As Sanctions Start, Russia’s Trade Flow Shifting Towards China

Could new international sanctions against Russia prompt the country to further deepen its trade ties with China? 

The United States is readying the unleashing of a wider array of sanctions against Russia if it escalates the ongoing conflict in Ukraine. The sanctions would deny key Russian financial institutions and companies access to U.S. dollar transactions and block the global market for trade, financing, and energy exports. 

But what the West has never done before is cut a $1.5 trillion economy out of global commerce. Experts say it remains unclear how much pressure the West, no matter how unified, can exert on Moscow through sanctions. 
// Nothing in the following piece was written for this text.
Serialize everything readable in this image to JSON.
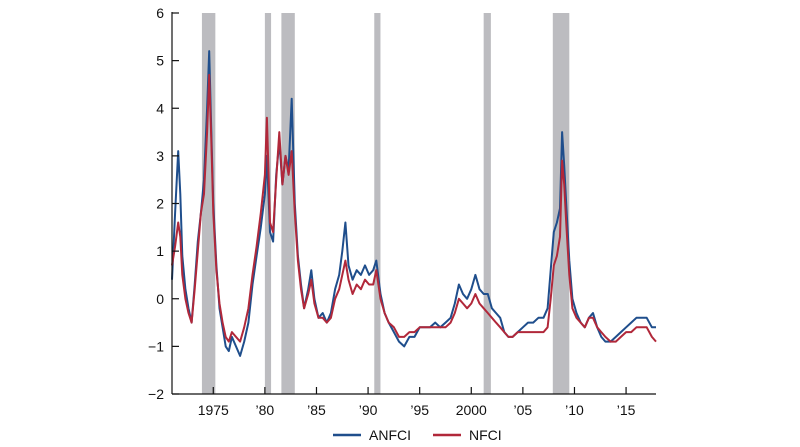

Reviews of United Nations and World Bank trade data show that the lesser sanctions imposed against Russia in 2014 after it annexed Crimea from Ukraine, China shone through as the biggest export destination. 

Therefore, new sanctions could lead Russia to deepen its ties with China and skirt the U.S. and allies’ restrictions. 

Experts said that the problem with sanctions is that there will be a leakage in the system, especially when the sanctions are involving an oil producer like Russia. China could easily turn to Russia to buy oil on the open market, and not care if it’s Russian oil. 

President Joe Biden signed an executive order Monday saying that any institution in Russia’s financial services sector is a potential target for further sanctions. The White House said that more than 80 percent of Russia’s daily foreign exchange transactions and half of the country’s trade is conducted in dollars.

Biden has called for “robust action” to ensure the pain of sanctions is targeted at the Russian economy, not the American economy. But with Russia’s position as a top oil exporter, as well as a top exporter of natural gas, aluminum, copper, palladium, and other commodities, that may be difficult.